Unsuccessful intravenous D-mannose treatment in PMM2-CDG

• Verfasst von: Grünert, Sarah [VerfasserIn]
• Verfasst von: Thiel, Christian [VerfasserIn]
• Titel: Unsuccessful intravenous D-mannose treatment in PMM2-CDG
• Verf.angabe: Sarah C. Grünert, Thorsten Marquardt, Ekkehart Lausch, Hans Fuchs, Christian Thiel, Martin Sutter, Anke Schumann, Luciana Hannibal and Ute Spiekerkoetter
• E-Jahr: 2019
• Jahr: 22 October 2019
• Umfang: 6 S.
• Fussnoten: Gesehen am 14.11.2019
• Titel Quelle: Enthalten in: Orphanet journal of rare diseases
• Ort Quelle: London : BioMed Central, 2006
• Jahr Quelle: 2019
• Band/Heft Quelle: 14(2019) Artikel-Nummer 231, 6 Seiten
• ISSN Quelle: 1750-1172
• DOI: doi:10.1186/s13023-019-1213-3
• Datenträger: Online-Ressource
• Sprache: eng
• K10plus-PPN: 1681876868

Abstract

Background: PMM2-CDG (Phosphomannomutase 2 - Congenital disorder of glycosylation-Ia; CDG-Ia) is the most common glycosylation defect, often presenting as a severe multisystem disorder that can be fatal within the first years of life.
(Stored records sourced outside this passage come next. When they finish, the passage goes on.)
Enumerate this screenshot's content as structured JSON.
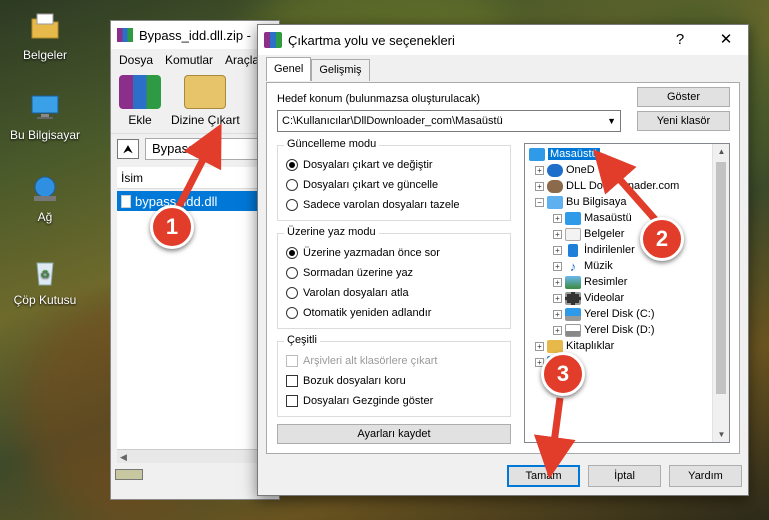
{
  "desktop": {
    "icons": [
      {
        "label": "Belgeler",
        "icon": "folder-icon"
      },
      {
        "label": "Bu Bilgisayar",
        "icon": "computer-icon"
      },
      {
        "label": "Ağ",
        "icon": "network-icon"
      },
      {
        "label": "Çöp Kutusu",
        "icon": "recycle-bin-icon"
      }
    ]
  },
  "winrar": {
    "title": "Bypass_idd.dll.zip -",
    "menu": [
      "Dosya",
      "Komutlar",
      "Araçla"
    ],
    "toolbar": {
      "add": "Ekle",
      "extract_to": "Dizine Çıkart"
    },
    "path": "Bypass_id",
    "column_name": "İsim",
    "file": "bypass_idd.dll"
  },
  "dialog": {
    "title": "Çıkartma yolu ve seçenekleri",
    "tabs": [
      "Genel",
      "Gelişmiş"
    ],
    "target_label": "Hedef konum (bulunmazsa oluşturulacak)",
    "target_value": "C:\\Kullanıcılar\\DllDownloader_com\\Masaüstü",
    "show_button": "Göster",
    "new_folder_button": "Yeni klasör",
    "update_mode": {
      "title": "Güncelleme modu",
      "options": [
        "Dosyaları çıkart ve değiştir",
        "Dosyaları çıkart ve güncelle",
        "Sadece varolan dosyaları tazele"
      ],
      "selected": 0
    },
    "overwrite_mode": {
      "title": "Üzerine yaz modu",
      "options": [
        "Üzerine yazmadan önce sor",
        "Sormadan üzerine yaz",
        "Varolan dosyaları atla",
        "Otomatik yeniden adlandır"
      ],
      "selected": 0
    },
    "misc": {
      "title": "Çeşitli",
      "options": [
        "Arşivleri alt klasörlere çıkart",
        "Bozuk dosyaları koru",
        "Dosyaları Gezginde göster"
      ]
    },
    "save_settings": "Ayarları kaydet",
    "tree": [
      "Masaüstü",
      "OneD",
      "DLL Do",
      "nader.com",
      "Bu Bilgisaya",
      "Masaüstü",
      "Belgeler",
      "İndirilenler",
      "Müzik",
      "Resimler",
      "Videolar",
      "Yerel Disk (C:)",
      "Yerel Disk (D:)",
      "Kitaplıklar",
      "ğ"
    ],
    "ok": "Tamam",
    "cancel": "İptal",
    "help": "Yardım"
  },
  "annotations": [
    "1",
    "2",
    "3"
  ],
  "colors": {
    "selection": "#0078d7",
    "badge": "#e23c2a"
  }
}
While mannose treatment has been shown to correct glycosylation in vitro and in vivo in mice, no convincing effects have been observed in short-term treatment trials in single patients so far. Results: We report on a boy with a severe PMM2-CDG who received a continuous intravenous mannose infusion over a period of 5 months during the first year of life in a dose of 0.8 g/kg/day. N-glycosylation of serum glycoproteins and mannose concentrations in serum were studied regularly. Unfortunately, no biochemical or clinical improvement was observed, and the therapy was terminated at age 9 months. Conclusion: Postnatal intravenous D-mannose treatment seems to be ineffective in PMM2-CDG.